Kiera started when she found Romi staring at her. Studying her. Those
green eyes were sharp and intelligent. Romi probably never missed a thing.
“He is,” she choked. “We’re, uh, only children so we…have a lot in
common.” Stupid. That was an incredibly stupid thing to say.
“I can see that.” Romi nodded sweetly. “I have a brother and a sister and
my parents each come from big families, so I wouldn’t know what that’s
like. It must be nice to date someone who understands how you grew up.”
“Are you always this nice?”
Romi’s nose wrinkled. “What do you mean?” The girl couldn’t even
frown properly.
Kiera focused on the road instead of on how unfortunately cute Romi
was with a puzzled look and dirt streaks on her face. “Nothing.” She felt
pressure to say something, to explain, since Romi was still studying her and
she could feel that gaze like a burning brand while she drove. It made her
blurt out the first thing that came to mind. “What’s your boyfriend like?”

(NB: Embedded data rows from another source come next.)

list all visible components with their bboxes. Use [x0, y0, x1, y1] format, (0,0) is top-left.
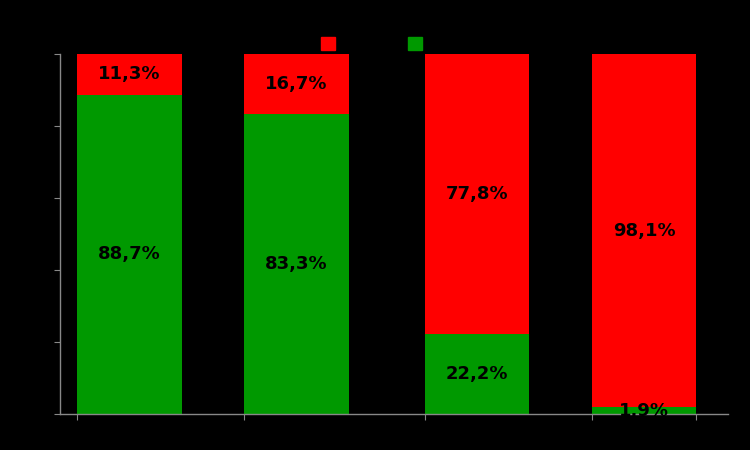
Bar	[77, 54, 182, 94]
Bar	[592, 407, 696, 414]
Text: 16,7%: 16,7%	[266, 75, 328, 93]
Text: 83,3%: 83,3%	[265, 255, 328, 273]
Text: 11,3%: 11,3%	[98, 65, 160, 83]
Text: 22,2%: 22,2%	[446, 365, 509, 383]
Text: 77,8%: 77,8%	[446, 185, 509, 203]
Text: 88,7%: 88,7%	[98, 245, 161, 263]
Bar	[425, 54, 530, 334]
Text: 98,1%: 98,1%	[613, 221, 675, 239]
Bar	[77, 94, 182, 414]
Text: 1,9%: 1,9%	[619, 401, 669, 419]
Bar	[244, 114, 349, 414]
Bar	[244, 54, 349, 114]
Legend: , : ,	[321, 36, 427, 51]
Bar	[425, 334, 530, 414]
Bar	[592, 54, 696, 407]
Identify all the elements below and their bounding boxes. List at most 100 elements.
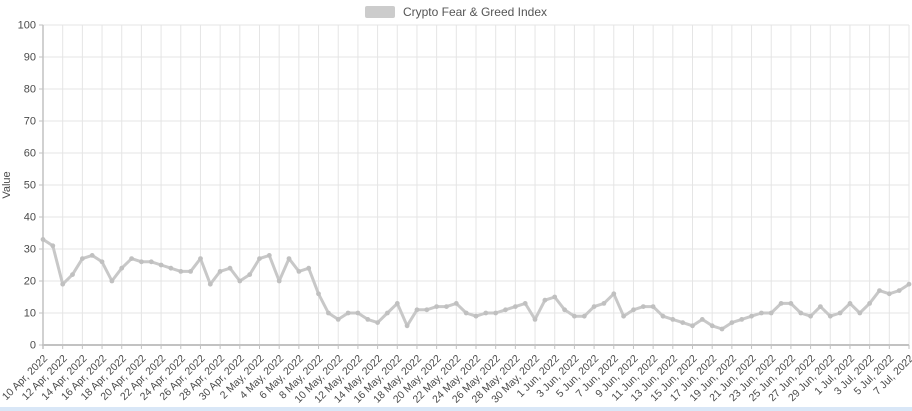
data-point-marker: [788, 301, 794, 306]
data-point-marker: [414, 307, 420, 313]
data-point-marker: [906, 281, 912, 287]
data-point-marker: [759, 310, 764, 316]
data-point-marker: [729, 320, 735, 325]
data-point-marker: [148, 259, 154, 265]
data-point-marker: [650, 304, 656, 309]
data-point-marker: [818, 304, 823, 309]
chart-legend: Crypto Fear & Greed Index: [0, 5, 912, 19]
data-point-marker: [473, 313, 479, 319]
data-point-marker: [444, 304, 449, 309]
data-point-marker: [798, 310, 804, 316]
data-point-marker: [355, 310, 361, 316]
data-point-marker: [276, 278, 282, 284]
data-point-marker: [70, 272, 75, 277]
y-tick-label: 70: [24, 116, 36, 128]
y-tick-label: 90: [24, 52, 36, 64]
data-point-marker: [40, 237, 46, 242]
data-point-marker: [532, 317, 538, 322]
data-point-marker: [50, 243, 56, 249]
data-point-marker: [493, 310, 499, 316]
y-tick-label: 0: [30, 340, 36, 352]
data-point-marker: [719, 326, 725, 332]
data-point-marker: [335, 317, 341, 322]
data-point-marker: [690, 323, 695, 329]
data-point-marker: [739, 317, 745, 322]
data-point-marker: [857, 310, 863, 316]
data-point-marker: [178, 269, 184, 274]
data-point-marker: [316, 291, 321, 297]
data-point-marker: [109, 278, 115, 284]
data-point-marker: [562, 307, 567, 313]
data-point-marker: [207, 281, 213, 287]
data-point-marker: [542, 297, 548, 303]
data-point-marker: [168, 265, 174, 271]
data-point-marker: [680, 320, 686, 325]
y-tick-label: 80: [24, 84, 36, 96]
legend-label: Crypto Fear & Greed Index: [402, 5, 548, 19]
y-tick-label: 60: [24, 148, 36, 160]
data-point-marker: [660, 313, 666, 319]
data-point-marker: [749, 313, 754, 319]
y-axis-title: Value: [1, 171, 13, 198]
y-tick-label: 10: [24, 308, 36, 320]
data-point-marker: [877, 288, 882, 293]
data-point-marker: [306, 265, 312, 271]
data-point-marker: [434, 304, 439, 309]
data-point-marker: [670, 317, 676, 322]
data-point-marker: [709, 323, 715, 329]
data-point-marker: [808, 313, 813, 319]
data-point-marker: [158, 262, 164, 268]
legend-swatch: [364, 6, 395, 18]
data-point-marker: [453, 301, 459, 306]
data-point-marker: [886, 291, 892, 297]
data-point-marker: [896, 288, 902, 293]
data-point-marker: [60, 281, 66, 287]
data-point-marker: [847, 301, 853, 306]
data-point-marker: [837, 310, 843, 316]
data-point-marker: [217, 269, 223, 274]
data-point-marker: [483, 310, 489, 316]
data-point-marker: [80, 256, 85, 261]
data-point-marker: [247, 272, 253, 277]
data-point-marker: [552, 294, 558, 300]
data-point-marker: [188, 269, 194, 274]
y-tick-label: 30: [24, 244, 36, 256]
data-point-marker: [257, 256, 262, 261]
y-tick-label: 100: [18, 20, 36, 32]
y-tick-label: 40: [24, 212, 36, 224]
data-point-marker: [227, 265, 233, 271]
data-point-marker: [198, 256, 203, 261]
data-point-marker: [394, 301, 400, 306]
data-point-marker: [768, 310, 774, 316]
data-point-marker: [89, 253, 95, 258]
data-point-marker: [463, 310, 469, 316]
data-point-marker: [385, 310, 390, 316]
data-point-marker: [266, 253, 272, 258]
data-point-marker: [611, 291, 617, 297]
data-point-marker: [237, 278, 243, 284]
data-point-marker: [286, 256, 292, 261]
data-point-marker: [365, 317, 371, 322]
data-point-marker: [699, 317, 705, 322]
data-point-marker: [99, 259, 105, 265]
y-tick-label: 50: [24, 180, 36, 192]
data-point-marker: [345, 310, 351, 316]
data-point-marker: [601, 301, 607, 306]
legend-item-fear-greed[interactable]: Crypto Fear & Greed Index: [364, 5, 548, 19]
data-point-marker: [296, 269, 302, 274]
data-point-marker: [326, 310, 331, 316]
data-point-marker: [424, 307, 430, 313]
data-point-marker: [503, 307, 508, 313]
data-point-marker: [631, 307, 636, 313]
bottom-divider: [0, 407, 912, 411]
data-point-marker: [129, 256, 135, 261]
data-point-marker: [513, 304, 518, 309]
data-point-marker: [827, 313, 833, 319]
data-point-marker: [404, 323, 410, 329]
y-tick-label: 20: [24, 276, 36, 288]
data-point-marker: [522, 301, 528, 306]
data-point-marker: [867, 301, 872, 306]
data-point-marker: [375, 320, 380, 325]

Shit. Fuck. “Sorry. That was rude. And personal. You don’t have to answer
that.”
Instead of getting mad, Romi actually laughed. “I’m actually single. And
I’ve never had a boyfriend before.”
Kiera was approaching the turn off to get back onto paved roads. She was
already slowing down, which was a good thing, because she whipped her
head around to Romi so fast she probably would have taken the truck with
her and fishtailed all over the road and jackknifed the trailer. Shock coursed
through her, practically paralyzing her.
“You’ve what?” Kiera gasped. She must be wrong. Have heard that
wrong. “You mean, you’re just…but you’re twenty-four. You have to have
dated before.”
“I have.” Romi shifted, clasping her hands together tightly in her lap.
“Just not guys.”
“I-I see…” Kiera realized she was sitting at the stop sign, not moving.